Botox and tetanus team up to treat pain
Scientists have combined elements of Botox and tetanus in a potential treatment for chronic pain and epilepsy.
A team led by Professor Bazbek Davletov, now at the University of Sheffield, created and characterized a new molecule that can alleviate hypersensitivity to inflammatory pain.
By using elements of Clostridium botulinum and Clostridium tetani neurotoxins, the scientists were able to develop a molecule with new biomedical properties, without unwanted toxic effects.
While the Botox element is able to block neuronal communication—and therefore pain signals—for months, the tetanus component targets the central nervous system very effectively.
Botox and tetanus neurotoxins hold great promise for clinical applications, but their paralytic activity was a stumbling block until now.

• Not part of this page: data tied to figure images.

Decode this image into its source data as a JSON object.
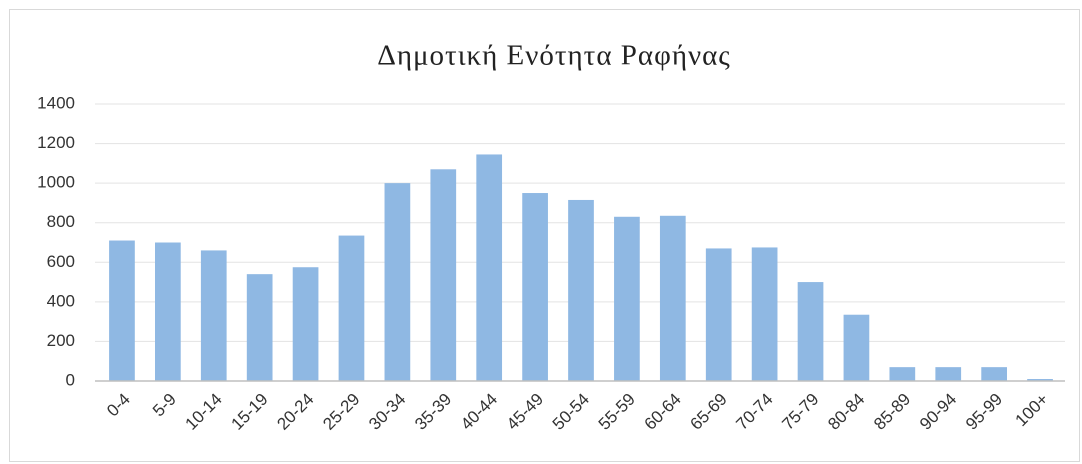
{
  "chart_data": {
    "type": "bar",
    "title": "Δημοτική Ενότητα Ραφήνας",
    "categories": [
      "0-4",
      "5-9",
      "10-14",
      "15-19",
      "20-24",
      "25-29",
      "30-34",
      "35-39",
      "40-44",
      "45-49",
      "50-54",
      "55-59",
      "60-64",
      "65-69",
      "70-74",
      "75-79",
      "80-84",
      "85-89",
      "90-94",
      "95-99",
      "100+"
    ],
    "values": [
      710,
      700,
      660,
      540,
      575,
      735,
      1000,
      1070,
      1145,
      950,
      915,
      830,
      835,
      670,
      675,
      500,
      335,
      70,
      70,
      70,
      10
    ],
    "color": "#8fb8e3",
    "ylim": [
      0,
      1400
    ],
    "yticks": [
      0,
      200,
      400,
      600,
      800,
      1000,
      1200,
      1400
    ],
    "grid": true
  }
}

The team demonstrated that their newly engineered molecule is a potent non-paralyzing neuronal blocker. Their findings appear in the journal Bioconjugate Chemistry.
“Currently painkillers relieve lingering pain only temporarily and often have unwanted side effects,” adds Davletov. “A single injection of the new molecule at the site of pain could potentially relieve pain for many months in humans and this now needs to be tested.
“We hope that the engineered molecule could improve the quality of life for those people who suffer from chronic pain. We are now negotiating transfer of the technology to a major pharmaceutical company.”
Davletov joined the department of biomedical science in September last year from the Medical Research Council’s Laboratory of Molecular Biology in Cambridge.